RÉSUMÉ Bien que la variole du singe existe depuis des décennies, ce n'est que récemment qu'elle a fait l'objet d'une attention mondiale. Cela s'explique par le fait que son épidémiologie change, dans la mesure où elle se propage des pays où elle est endémique vers des pays auparavant non endémiques, notamment les États-Unis et certains pays d'Europe. Elle évolue également de la transmission de l'animal à l'homme à la transmission de l'homme à l'homme et, fait inquiétant, elle semble être plus répandue chez les hommes ayant des rapports sexuels avec des hommes.

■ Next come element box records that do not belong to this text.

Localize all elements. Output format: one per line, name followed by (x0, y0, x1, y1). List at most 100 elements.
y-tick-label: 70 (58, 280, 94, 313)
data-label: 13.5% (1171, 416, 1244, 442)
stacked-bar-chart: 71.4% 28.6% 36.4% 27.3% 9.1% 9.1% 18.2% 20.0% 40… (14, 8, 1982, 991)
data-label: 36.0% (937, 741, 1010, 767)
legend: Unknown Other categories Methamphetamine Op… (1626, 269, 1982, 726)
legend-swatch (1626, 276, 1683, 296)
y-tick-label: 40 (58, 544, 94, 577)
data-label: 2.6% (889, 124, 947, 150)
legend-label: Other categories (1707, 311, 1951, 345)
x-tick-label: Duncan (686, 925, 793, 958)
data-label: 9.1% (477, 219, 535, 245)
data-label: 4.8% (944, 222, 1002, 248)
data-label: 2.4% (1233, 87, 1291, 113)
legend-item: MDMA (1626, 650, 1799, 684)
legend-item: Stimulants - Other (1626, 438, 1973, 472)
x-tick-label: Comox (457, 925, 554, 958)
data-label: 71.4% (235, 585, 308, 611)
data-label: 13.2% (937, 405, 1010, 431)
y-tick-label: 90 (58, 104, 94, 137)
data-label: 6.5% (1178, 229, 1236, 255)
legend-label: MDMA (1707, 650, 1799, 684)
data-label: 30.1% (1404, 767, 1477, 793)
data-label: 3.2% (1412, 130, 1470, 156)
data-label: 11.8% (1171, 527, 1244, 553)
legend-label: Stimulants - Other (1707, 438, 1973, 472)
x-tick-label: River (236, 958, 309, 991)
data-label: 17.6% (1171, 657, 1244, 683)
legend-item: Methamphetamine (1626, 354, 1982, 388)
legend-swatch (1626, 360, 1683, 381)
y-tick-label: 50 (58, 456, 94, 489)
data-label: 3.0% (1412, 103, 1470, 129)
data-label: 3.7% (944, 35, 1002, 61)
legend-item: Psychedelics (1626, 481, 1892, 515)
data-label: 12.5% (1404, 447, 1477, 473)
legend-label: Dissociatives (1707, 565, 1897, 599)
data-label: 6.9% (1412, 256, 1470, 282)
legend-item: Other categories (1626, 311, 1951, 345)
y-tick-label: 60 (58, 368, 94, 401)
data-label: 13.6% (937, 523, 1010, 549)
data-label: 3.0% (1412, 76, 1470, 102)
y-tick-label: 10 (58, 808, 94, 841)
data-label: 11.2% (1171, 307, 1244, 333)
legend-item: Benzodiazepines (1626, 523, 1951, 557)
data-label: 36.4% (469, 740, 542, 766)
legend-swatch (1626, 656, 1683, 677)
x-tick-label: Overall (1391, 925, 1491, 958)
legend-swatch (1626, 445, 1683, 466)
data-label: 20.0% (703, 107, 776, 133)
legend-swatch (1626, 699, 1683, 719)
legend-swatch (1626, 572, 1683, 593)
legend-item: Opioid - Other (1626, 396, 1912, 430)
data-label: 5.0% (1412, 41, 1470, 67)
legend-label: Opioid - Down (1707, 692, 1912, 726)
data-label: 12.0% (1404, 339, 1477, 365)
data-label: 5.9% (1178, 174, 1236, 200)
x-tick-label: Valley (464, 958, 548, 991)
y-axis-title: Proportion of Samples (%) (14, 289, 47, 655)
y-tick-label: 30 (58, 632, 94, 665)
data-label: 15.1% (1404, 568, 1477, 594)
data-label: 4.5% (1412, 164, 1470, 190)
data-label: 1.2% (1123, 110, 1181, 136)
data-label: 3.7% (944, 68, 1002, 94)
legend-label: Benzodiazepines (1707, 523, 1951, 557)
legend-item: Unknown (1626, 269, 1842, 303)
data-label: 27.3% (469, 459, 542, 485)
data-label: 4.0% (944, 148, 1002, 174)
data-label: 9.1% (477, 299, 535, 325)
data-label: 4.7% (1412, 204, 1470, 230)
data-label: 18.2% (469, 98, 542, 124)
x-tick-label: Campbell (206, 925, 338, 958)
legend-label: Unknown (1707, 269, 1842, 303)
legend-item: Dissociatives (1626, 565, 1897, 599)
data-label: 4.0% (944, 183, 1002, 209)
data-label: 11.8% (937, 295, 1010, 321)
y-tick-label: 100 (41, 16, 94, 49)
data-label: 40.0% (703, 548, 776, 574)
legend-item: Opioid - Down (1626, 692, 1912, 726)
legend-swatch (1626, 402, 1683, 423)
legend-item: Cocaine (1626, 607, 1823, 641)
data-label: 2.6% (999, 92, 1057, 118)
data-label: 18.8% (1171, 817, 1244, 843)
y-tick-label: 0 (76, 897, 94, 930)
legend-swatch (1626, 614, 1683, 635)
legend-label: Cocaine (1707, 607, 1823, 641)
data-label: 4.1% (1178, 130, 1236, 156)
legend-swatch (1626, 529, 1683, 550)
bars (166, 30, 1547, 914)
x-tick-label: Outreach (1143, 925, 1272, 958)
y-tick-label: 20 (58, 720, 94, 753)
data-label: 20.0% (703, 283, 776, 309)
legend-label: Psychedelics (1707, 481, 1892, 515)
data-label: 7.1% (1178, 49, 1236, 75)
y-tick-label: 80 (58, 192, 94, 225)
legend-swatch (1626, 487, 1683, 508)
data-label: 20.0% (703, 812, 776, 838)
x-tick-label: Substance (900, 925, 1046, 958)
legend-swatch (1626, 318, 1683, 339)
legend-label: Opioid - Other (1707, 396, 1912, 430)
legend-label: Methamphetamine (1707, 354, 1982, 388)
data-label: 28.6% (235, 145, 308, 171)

La variole du singe est la dernière maladie virale à apparaître comme une menace pour la santé mondiale. La conférence SIDA 2022 a été l’occasion de partager des informations sur cette maladie, notamment son épidémiologie, ses symptômes, la riposte sanitaire et le traitement. Dans le présent article, nous mettons en relief l’épidémiologie de la variole du singe dans les pays endémiques, sa résurgence et son épidémiologie actuelle en tant qu’épidémie mondiale, telles qu’elles ont été présentées à la conférence SIDA 2022 par les différents intervenants.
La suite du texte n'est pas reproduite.